Mejorar la calidad de vida para las familias,” or improve the quality of life for families, the founding members of Xinachtli nodded in agreement as they discussed the social mission of the cooperative. The entire MIIS-MBA team was on the ground for about two weeks in total; I was based in the Lower Lempa for the summer. We ultimately created a business plan that we felt would best enable Xinachtli to secure the sustainability of its mission and operations. However, Xinachtli will operate in a dynamic environment, of which we only glimpsed a small part and in which local knowledge and experience will be critical in shaping a viable business plan. Accordingly, the fun part still lies ahead: working alongside the Mangrove Association and Xinachtli to assess the proposed business model and adopt the plan that best suits the conditions under which Xinachtli will grow. I have recently assumed a full-time position in the Lower Lempa and thus look forward to January as an exciting, fruitful month, when a future team of MIIS students will come to bring their wide array of expertise and skills to support the the inspiring work of the Mangrove Association and communities in the region.

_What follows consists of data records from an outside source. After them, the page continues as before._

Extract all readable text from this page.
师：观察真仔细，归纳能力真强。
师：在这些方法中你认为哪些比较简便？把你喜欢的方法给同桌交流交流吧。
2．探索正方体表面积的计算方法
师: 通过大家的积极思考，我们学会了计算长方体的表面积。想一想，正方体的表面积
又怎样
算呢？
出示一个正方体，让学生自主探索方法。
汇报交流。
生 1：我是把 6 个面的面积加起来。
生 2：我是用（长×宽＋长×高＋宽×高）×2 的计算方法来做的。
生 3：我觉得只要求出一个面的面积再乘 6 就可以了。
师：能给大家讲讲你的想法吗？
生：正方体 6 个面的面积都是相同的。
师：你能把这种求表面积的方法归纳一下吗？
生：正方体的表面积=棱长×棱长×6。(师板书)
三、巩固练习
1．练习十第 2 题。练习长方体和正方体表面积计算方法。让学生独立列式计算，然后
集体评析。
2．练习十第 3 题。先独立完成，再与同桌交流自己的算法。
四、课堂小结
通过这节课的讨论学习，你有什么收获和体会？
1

Capitalistas rolled off her tongue with a wince and a shake of the head, “We don’t want to be capitalists,” Carmen, the President of the Mangrove Association, informed us at our first meeting. TheMangrove Association is creating the Xinachtli cooperative to support income generation for the rural communities in the Lower Lempa region of El Salvador. The creation of a business is a natural progression of community development, emphasized Don Luis, one of the oldest members of the Mangrove Association. First the communities needed to organize themselves, which they did by creating La Coordinadora, or the Coordinating Body; then they needed to implement community development projects, which they did by creating an NGO, the Mangrove Association; and now, they need employment opportunities, for which they are creating a business: Xinachtli.

It’s a natural progression of community development, not an entrepreneurial opportunity, and surely not a capitalistic endeavor. To the people of the Mangrove Association and La Coordinadora, capitalism is what created the inequalities that caused the civil war; a free-market simply means a market free for those with means to take advantage of those without; and the invisible hand is that of the United States pushing policies to favor large corporations. Yet, they are creating a business. The Mangrove Association recognizes the economic and social value in developing business opportunities and in improving the financial security of the services they have provided to agricultural workers in the region.